Jigten Wangchuk (1454-1532) was abbot of the Kagyu Taglung branch monastery of Riwoche in Kham, but is principally renowned as a teacher, and notably for the transmission of the Kalachakra to Eighth Gyalwa Karmapa, Mikyo Dorje (1507-1554), see Amy Heller, Tibetan Art: Tracing the Development of Spiritual Ideals and Art in Tibet, Milan, 1999, p. 196. The format of the painting, with the large central enthroned image of the master against a background of stylised multi-coloured mountain staves, and surrounded by Taglung lineage, is based on the Taglung portraits of the thirteenth and fourteenth centuries, see Jane Casey Singer, ‘Taklung Painting’ in Jane Casey Singer and Philip Denwood, eds, Tibetan Art: Towards a Definition of Style, London, 1997, pp. 52-67: the dates of Jigten Wangchuk preclude an attribution of the painting earlier than mid-sixteenth century. Heller suggests this thangka, together with the portrait of Palden Rinchen in the following lot, may have been done in the traditional style to accompany an existing series of portraits from the earlier period, Heller, op. cit.

The Tibetan inscription at verso can be translated as follows:

Praises at the feet of 'igten Wangchuk, he who fully liberates the followers of the profound tantric path and who upholds the doctrines of tantric realization in the Land of Snows. We pray for the benediction completely liberating all sentient beings. At the summit of the powerful mountain where merits and wisdom unite, born of the precious tree of paradise-giving knowledge of the profound path, its branches spreading full of leaves of the multitude of perfect ritual acts, our praise to you, hightest among men.

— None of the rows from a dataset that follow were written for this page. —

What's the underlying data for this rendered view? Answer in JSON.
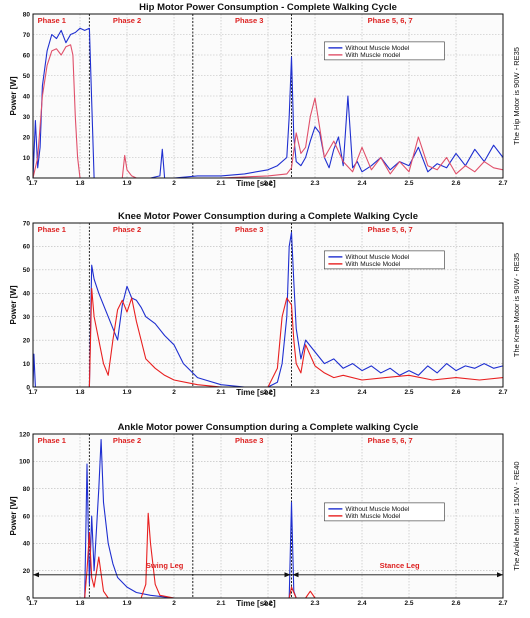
{
  "chart_data": [
    {
      "type": "line",
      "title": "Hip Motor Power Consumption - Complete Walking Cycle",
      "xlabel": "Time [sec]",
      "ylabel": "Power [W]",
      "side_label": "The Hip Motor is 90W - RE35",
      "xlim": [
        1.7,
        2.7
      ],
      "ylim": [
        0,
        80
      ],
      "xticks": [
        "1.7",
        "1.8",
        "1.9",
        "2",
        "2.1",
        "2.2",
        "2.3",
        "2.4",
        "2.5",
        "2.6",
        "2.7"
      ],
      "yticks": [
        "0",
        "10",
        "20",
        "30",
        "40",
        "50",
        "60",
        "70",
        "80"
      ],
      "phases": [
        {
          "label": "Phase 1",
          "x": 1.74
        },
        {
          "label": "Phase 2",
          "x": 1.9
        },
        {
          "label": "Phase 3",
          "x": 2.16
        },
        {
          "label": "Phase 5, 6, 7",
          "x": 2.46
        }
      ],
      "phase_lines": [
        1.82,
        2.04,
        2.25
      ],
      "legend": {
        "position": "top-right",
        "entries": [
          "Without Muscle Model",
          "With Muscle model"
        ]
      },
      "grid": true,
      "series": [
        {
          "name": "Without Muscle Model",
          "color": "#1f2fd0",
          "x": [
            1.7,
            1.705,
            1.71,
            1.715,
            1.72,
            1.73,
            1.74,
            1.75,
            1.76,
            1.77,
            1.78,
            1.79,
            1.8,
            1.81,
            1.82,
            1.83,
            1.84,
            1.86,
            1.88,
            1.9,
            1.92,
            1.95,
            1.97,
            1.975,
            1.98,
            2.0,
            2.05,
            2.1,
            2.15,
            2.2,
            2.22,
            2.24,
            2.245,
            2.25,
            2.255,
            2.26,
            2.27,
            2.28,
            2.29,
            2.3,
            2.31,
            2.32,
            2.33,
            2.34,
            2.35,
            2.36,
            2.37,
            2.38,
            2.39,
            2.4,
            2.42,
            2.44,
            2.46,
            2.48,
            2.5,
            2.52,
            2.54,
            2.56,
            2.58,
            2.6,
            2.62,
            2.64,
            2.66,
            2.68,
            2.7
          ],
          "y": [
            0,
            28,
            5,
            15,
            45,
            62,
            70,
            68,
            72,
            66,
            70,
            71,
            73,
            72,
            73,
            0,
            0,
            0,
            0,
            0,
            0,
            0,
            1,
            14,
            0,
            0,
            1,
            1,
            2,
            4,
            6,
            10,
            30,
            59,
            20,
            8,
            6,
            10,
            18,
            25,
            22,
            10,
            5,
            14,
            20,
            6,
            40,
            5,
            8,
            3,
            6,
            10,
            4,
            8,
            6,
            15,
            3,
            7,
            5,
            12,
            6,
            14,
            8,
            16,
            10
          ]
        },
        {
          "name": "With Muscle model",
          "color": "#e0506a",
          "x": [
            1.7,
            1.71,
            1.72,
            1.73,
            1.74,
            1.75,
            1.76,
            1.77,
            1.78,
            1.785,
            1.79,
            1.795,
            1.8,
            1.81,
            1.89,
            1.895,
            1.9,
            1.91,
            1.92,
            1.95,
            2.0,
            2.1,
            2.2,
            2.24,
            2.25,
            2.26,
            2.27,
            2.28,
            2.29,
            2.3,
            2.32,
            2.34,
            2.36,
            2.38,
            2.4,
            2.42,
            2.44,
            2.46,
            2.48,
            2.5,
            2.52,
            2.54,
            2.56,
            2.58,
            2.6,
            2.62,
            2.64,
            2.66,
            2.68,
            2.7
          ],
          "y": [
            0,
            10,
            40,
            55,
            62,
            63,
            60,
            64,
            65,
            60,
            30,
            10,
            0,
            0,
            0,
            11,
            4,
            1,
            0,
            0,
            0,
            0,
            1,
            2,
            5,
            22,
            12,
            15,
            30,
            39,
            10,
            18,
            8,
            3,
            15,
            4,
            10,
            2,
            8,
            3,
            20,
            6,
            4,
            10,
            2,
            6,
            3,
            8,
            5,
            4
          ]
        }
      ]
    },
    {
      "type": "line",
      "title": "Knee Motor Power Consumption during a Complete Walking Cycle",
      "xlabel": "Time [sec]",
      "ylabel": "Power [W]",
      "side_label": "The Knee Motor is 90W - RE35",
      "xlim": [
        1.7,
        2.7
      ],
      "ylim": [
        0,
        70
      ],
      "xticks": [
        "1.7",
        "1.8",
        "1.9",
        "2",
        "2.1",
        "2.2",
        "2.3",
        "2.4",
        "2.5",
        "2.6",
        "2.7"
      ],
      "yticks": [
        "0",
        "10",
        "20",
        "30",
        "40",
        "50",
        "60",
        "70"
      ],
      "phases": [
        {
          "label": "Phase 1",
          "x": 1.74
        },
        {
          "label": "Phase 2",
          "x": 1.9
        },
        {
          "label": "Phase 3",
          "x": 2.16
        },
        {
          "label": "Phase 5, 6, 7",
          "x": 2.46
        }
      ],
      "phase_lines": [
        1.82,
        2.04,
        2.25
      ],
      "legend": {
        "position": "top-right",
        "entries": [
          "Without Muscle Model",
          "With Muscle Model"
        ]
      },
      "grid": true,
      "series": [
        {
          "name": "Without Muscle Model",
          "color": "#1f2fd0",
          "x": [
            1.7,
            1.702,
            1.705,
            1.82,
            1.825,
            1.83,
            1.84,
            1.86,
            1.88,
            1.89,
            1.9,
            1.91,
            1.92,
            1.93,
            1.94,
            1.96,
            1.98,
            2.0,
            2.02,
            2.05,
            2.1,
            2.15,
            2.2,
            2.22,
            2.23,
            2.24,
            2.245,
            2.25,
            2.255,
            2.26,
            2.27,
            2.28,
            2.3,
            2.32,
            2.34,
            2.36,
            2.38,
            2.4,
            2.42,
            2.44,
            2.46,
            2.48,
            2.5,
            2.52,
            2.54,
            2.56,
            2.58,
            2.6,
            2.62,
            2.64,
            2.66,
            2.68,
            2.7
          ],
          "y": [
            0,
            14,
            0,
            0,
            52,
            46,
            40,
            30,
            20,
            35,
            43,
            38,
            37,
            34,
            30,
            27,
            22,
            18,
            10,
            4,
            1,
            0,
            0,
            2,
            10,
            30,
            60,
            66,
            45,
            25,
            12,
            20,
            15,
            10,
            12,
            8,
            10,
            7,
            9,
            6,
            8,
            5,
            7,
            5,
            9,
            6,
            10,
            7,
            9,
            8,
            10,
            8,
            9
          ]
        },
        {
          "name": "With Muscle Model",
          "color": "#e82020",
          "x": [
            1.82,
            1.825,
            1.83,
            1.84,
            1.85,
            1.86,
            1.87,
            1.88,
            1.89,
            1.9,
            1.91,
            1.92,
            1.93,
            1.94,
            1.96,
            1.98,
            2.0,
            2.05,
            2.1,
            2.2,
            2.22,
            2.23,
            2.24,
            2.25,
            2.255,
            2.26,
            2.27,
            2.28,
            2.3,
            2.32,
            2.34,
            2.36,
            2.4,
            2.45,
            2.5,
            2.55,
            2.6,
            2.65,
            2.7
          ],
          "y": [
            0,
            42,
            30,
            20,
            10,
            5,
            20,
            33,
            37,
            32,
            38,
            28,
            20,
            12,
            8,
            5,
            3,
            1,
            0,
            0,
            8,
            30,
            38,
            35,
            20,
            10,
            6,
            18,
            9,
            6,
            4,
            5,
            3,
            4,
            5,
            3,
            4,
            3,
            4
          ]
        }
      ]
    },
    {
      "type": "line",
      "title": "Ankle Motor power Consumption during a Complete walking Cycle",
      "xlabel": "Time [sec]",
      "ylabel": "Power [W]",
      "side_label": "The Ankle Motor is 150W - RE40",
      "xlim": [
        1.7,
        2.7
      ],
      "ylim": [
        0,
        120
      ],
      "xticks": [
        "1.7",
        "1.8",
        "1.9",
        "2",
        "2.1",
        "2.2",
        "2.3",
        "2.4",
        "2.5",
        "2.6",
        "2.7"
      ],
      "yticks": [
        "0",
        "20",
        "40",
        "60",
        "80",
        "100",
        "120"
      ],
      "phases": [
        {
          "label": "Phase 1",
          "x": 1.74
        },
        {
          "label": "Phase 2",
          "x": 1.9
        },
        {
          "label": "Phase 3",
          "x": 2.16
        },
        {
          "label": "Phase 5, 6, 7",
          "x": 2.46
        }
      ],
      "phase_lines": [
        1.82,
        2.04,
        2.25
      ],
      "legend": {
        "position": "center-right",
        "entries": [
          "Without Muscle Model",
          "With Muscle Model"
        ]
      },
      "grid": true,
      "annotations": [
        {
          "text": "Swing Leg",
          "x": 1.98,
          "y": 22
        },
        {
          "text": "Stance Leg",
          "x": 2.48,
          "y": 22
        }
      ],
      "arrows": {
        "y": 17,
        "left": 1.7,
        "mid": 2.25,
        "right": 2.7
      },
      "series": [
        {
          "name": "Without Muscle Model",
          "color": "#1f2fd0",
          "x": [
            1.7,
            1.81,
            1.815,
            1.82,
            1.825,
            1.83,
            1.84,
            1.845,
            1.85,
            1.86,
            1.87,
            1.88,
            1.9,
            1.92,
            1.95,
            2.0,
            2.1,
            2.2,
            2.245,
            2.25,
            2.255,
            2.26,
            2.3,
            2.4,
            2.5,
            2.6,
            2.7
          ],
          "y": [
            0,
            0,
            98,
            10,
            60,
            20,
            80,
            116,
            70,
            40,
            25,
            15,
            8,
            4,
            2,
            0,
            0,
            0,
            0,
            70,
            5,
            0,
            0,
            0,
            0,
            0,
            0
          ]
        },
        {
          "name": "With Muscle Model",
          "color": "#e82020",
          "x": [
            1.7,
            1.81,
            1.815,
            1.82,
            1.825,
            1.83,
            1.84,
            1.85,
            1.86,
            1.93,
            1.94,
            1.945,
            1.95,
            1.96,
            1.97,
            2.0,
            2.2,
            2.245,
            2.25,
            2.26,
            2.28,
            2.29,
            2.3,
            2.7
          ],
          "y": [
            0,
            0,
            20,
            48,
            15,
            8,
            30,
            5,
            0,
            0,
            10,
            62,
            40,
            10,
            2,
            0,
            0,
            0,
            8,
            0,
            0,
            5,
            0,
            0
          ]
        }
      ]
    }
  ]
}
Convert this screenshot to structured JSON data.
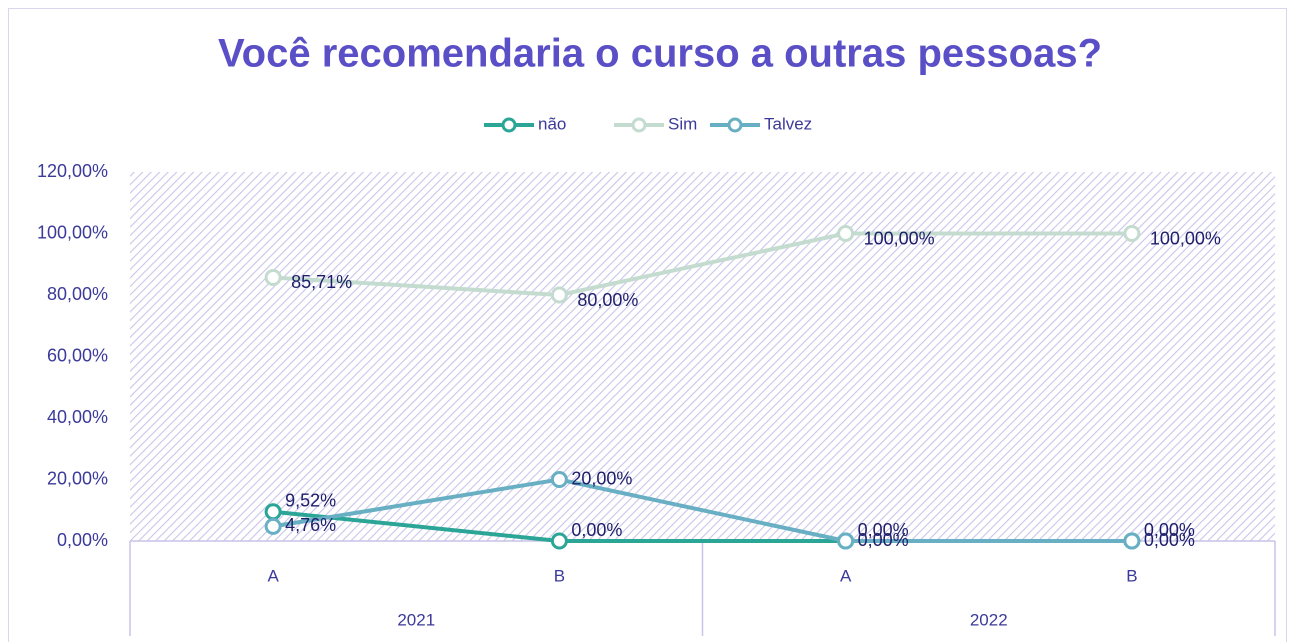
{
  "chart_data": {
    "type": "line",
    "title": "Você recomendaria o curso a outras pessoas?",
    "categories": [
      "A",
      "B",
      "A",
      "B"
    ],
    "category_groups": [
      "2021",
      "2022"
    ],
    "series": [
      {
        "name": "não",
        "color": "#2aa596",
        "values": [
          9.52,
          0,
          0,
          0
        ],
        "value_labels": [
          "9,52%",
          "0,00%",
          "0,00%",
          "0,00%"
        ]
      },
      {
        "name": "Sim",
        "color": "#c4dccf",
        "values": [
          85.71,
          80,
          100,
          100
        ],
        "value_labels": [
          "85,71%",
          "80,00%",
          "100,00%",
          "100,00%"
        ]
      },
      {
        "name": "Talvez",
        "color": "#68afc4",
        "values": [
          4.76,
          20,
          0,
          0
        ],
        "value_labels": [
          "4,76%",
          "20,00%",
          "0,00%",
          "0,00%"
        ]
      }
    ],
    "ylim": [
      0,
      120
    ],
    "yticks": [
      {
        "value": 0,
        "label": "0,00%"
      },
      {
        "value": 20,
        "label": "20,00%"
      },
      {
        "value": 40,
        "label": "40,00%"
      },
      {
        "value": 60,
        "label": "60,00%"
      },
      {
        "value": 80,
        "label": "80,00%"
      },
      {
        "value": 100,
        "label": "100,00%"
      },
      {
        "value": 120,
        "label": "120,00%"
      }
    ],
    "legend": "top"
  }
}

Born from the strength of pure merit, the glory of your name covers the ten directions. We venerate the body of the lama, whose body is the great accumulation of good qualities. We venerate the speech of the lama which is the liberating holy dharma without error, whose sound is the pure unobstructed lion's roar to stifle the heretic wild animals. We venerate the mind of the lama, for the mind's clear light stops the clouds of sudden illusion in the celestial realm of great joy without differentiation.

Spontaneously realizing the increase of knowledge, zealously fulfilling all desires, we venerate you for satisfying all in accordance with the power of the thought of the beings still to be liberated.

Sovereign over immovable time, particularly overcoming strife in the world, we venerate you as the hero victorious in all directions over disharmony.

To you whose very body is the prefection of good qualities of the five sorts of ritual acts, by our prayers and praise to you, we hope that you will reveal yourself as our lama.

You who are the treasure of all virtues, wisdom and merits, make the accumulation like the precious tree of paradise bringing to all beings a rainfall of riches and all happiness and prosperity throughout the phenomenal world. (NB: "Jigten Wangchuk" means "the powerful riches of the phenomenal world", so this is a special way of imploring the lama).

O, incomparable lama, may you accomplish this prayer, abandoning the illusions of the mind, may you be the power of memory guiding all beings. By all the virtuous acts placed here may you reveal yourself in the eastern region Kham near those who remember, the Dharma master and his son. May you obtain the perfect rainbow body of Dharma.